Seulement 10% des chasseurs le possèdent. Le permis national, contrairement au permis départemental, permet de chasser sur tout le territoire. Il n'est possédé que par environ 10% des quelque 1,2 million de Français qui pratiquent la chasse chaque année, selon la FNC. 

Cette baisse n'est pas une surprise dans la mesure où le président avait déjà donné en février son feu vert à une réflexion sur le sujet. Le gouvernement avait ensuite annoncé en mai qu'il préparait une réforme de la chasse comprenant une baisse du prix du permis.
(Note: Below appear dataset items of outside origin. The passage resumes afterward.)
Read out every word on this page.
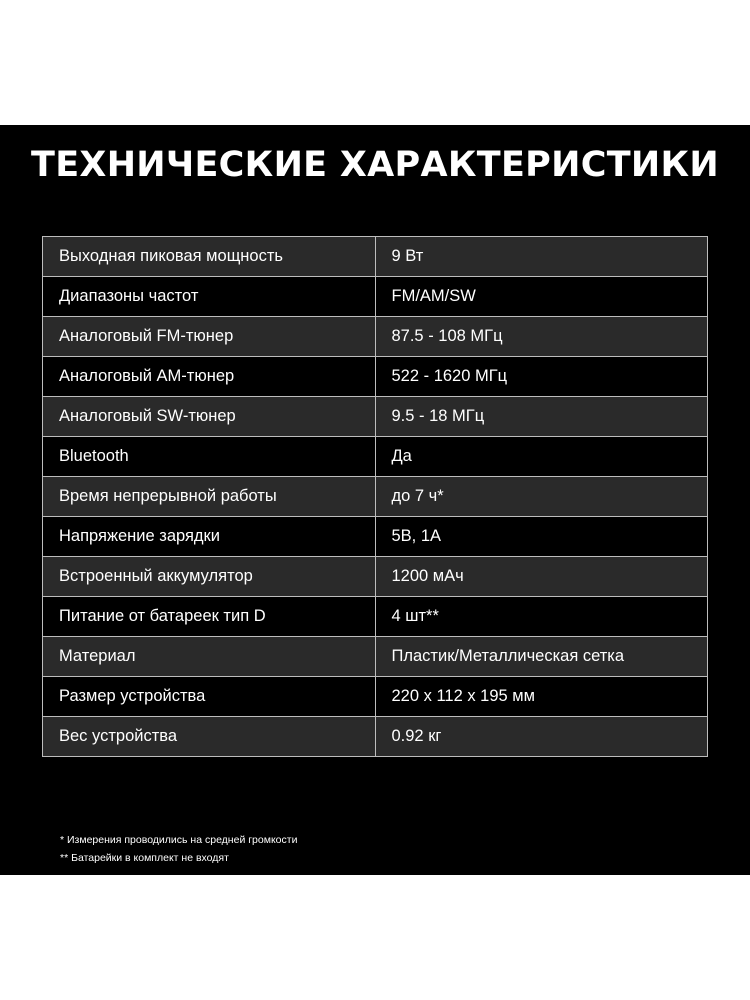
ТЕХНИЧЕСКИЕ ХАРАКТЕРИСТИКИ
Выходная пиковая мощность	9 Вт
Диапазоны частот	FM/AM/SW
Аналоговый FM-тюнер	87.5 - 108 МГц
Аналоговый АМ-тюнер	522 - 1620 МГц
Аналоговый SW-тюнер	9.5 - 18 МГц
Bluetooth	Да
Время непрерывной работы	до 7 ч*
Напряжение зарядки	5В, 1А
Встроенный аккумулятор	1200 мАч
Питание от батареек тип D	4 шт**
Материал	Пластик/Металлическая сетка
Размер устройства	220 x 112 x 195 мм
Вес устройства	0.92 кг
* Измерения проводились на средней громкости
** Батарейки в комплект не входят
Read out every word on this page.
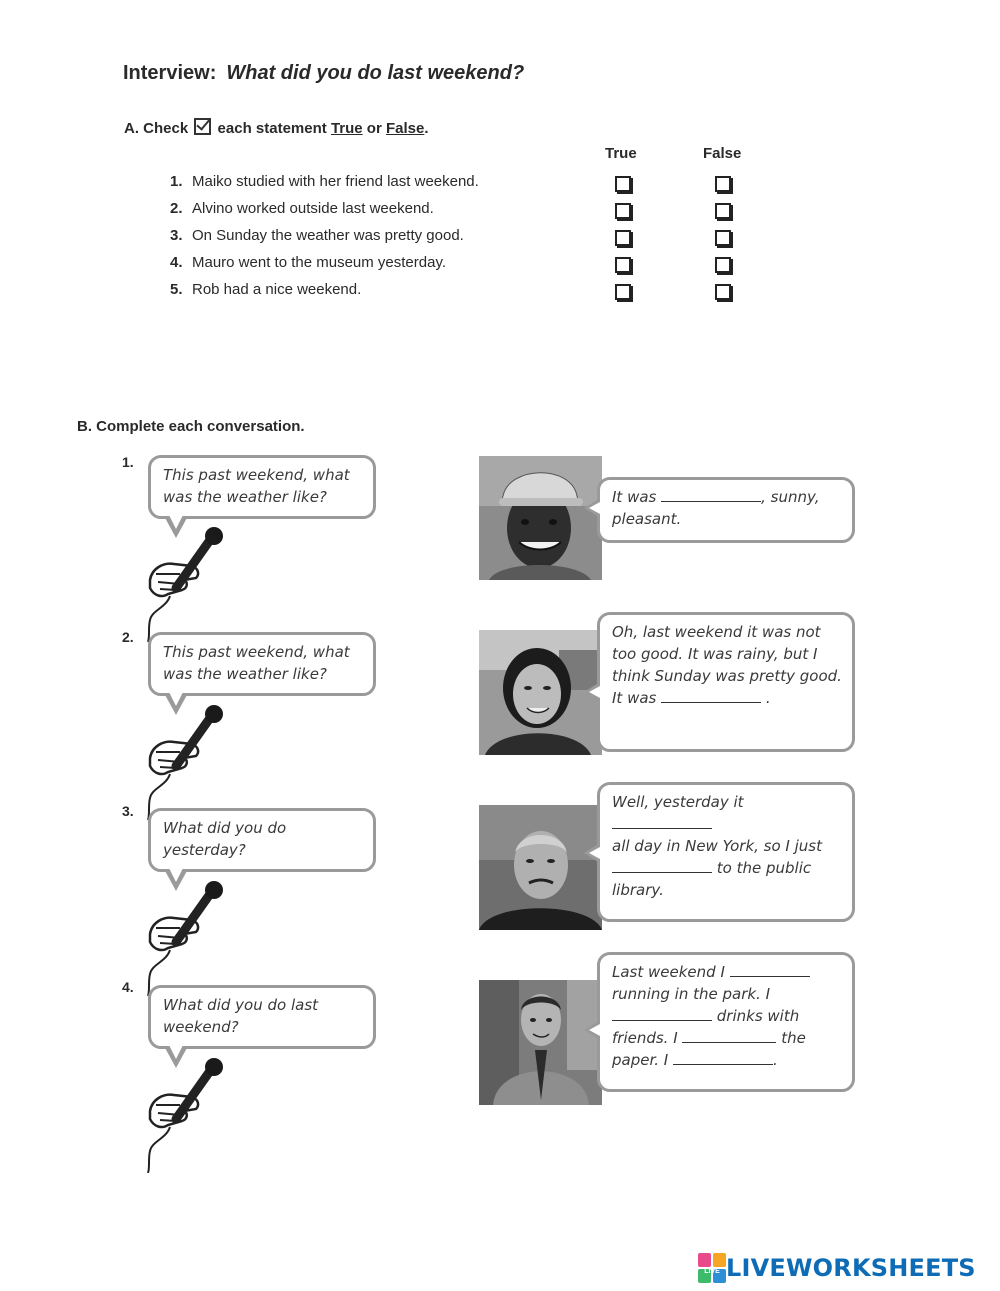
Interview: What did you do last weekend?
A. Check each statement True or False.
True	False
1. Maiko studied with her friend last weekend.
2. Alvino worked outside last weekend.
3. On Sunday the weather was pretty good.
4. Mauro went to the museum yesterday.
5. Rob had a nice weekend.
B. Complete each conversation.
1.
This past weekend, what
was the weather like?	It was	, sunny,
pleasant.
2.
This past weekend, what
was the weather like?
Oh, last weekend it was not
too good. It was rainy, but I
think Sunday was pretty good.
It was	.
3.
What did you do
yesterday?
Well, yesterday it
all day in New York, so I just
to the public
library.
4.
What did you do last
weekend?
Last weekend I
running in the park. I
drinks with
friends. I	the
paper. I	.
LIVE LIVEWORKSHEETS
Les associations inquiètes. L'exécutif compte aussi mener une "gestion adaptative des espèces" chassables pour adapter les pratiques et les prélèvements autorisés à l'état réel de conservation des espèces. Lors de la réunion, la liste de six premières espèces qui seront concernées d'ici la fin de l'année par cette "gestion adaptative" a été annoncée, notamment les oies cendrées, les courlis cendrés et les grands tétras, selon l'Elysée.

En février, le chef de l'État avait pris l'engagement d'étendre les dates de chasse de l'oie cendrée en 2019 et Nicolas Hulot a lancé en août une concertation sur les quotas de chasse de plusieurs espèces. "Nous allons respecter parfaitement les demandes de quotas", a assuré le patron de la FNC.

La Ligue pour la protection des oiseaux (LPO) s'est inquiétée de ces projets et dénoncé le "piégeage cruel de centaines de milliers d'oiseaux en France". Son président, Allain Bougrain-Dubourg, a regretté lundi sur BFMTV qu'"en France, on chasse 64 espèces différentes d'oiseaux" alors que, dans "le reste de l'Europe, c'est 14 espèces". "Et sur les 64 espèces, il y en a 20 qui sont sur la liste rouge de l'Union internationale de conservation de la nature", a-t-il ajouté, en citant l'alouette des bois.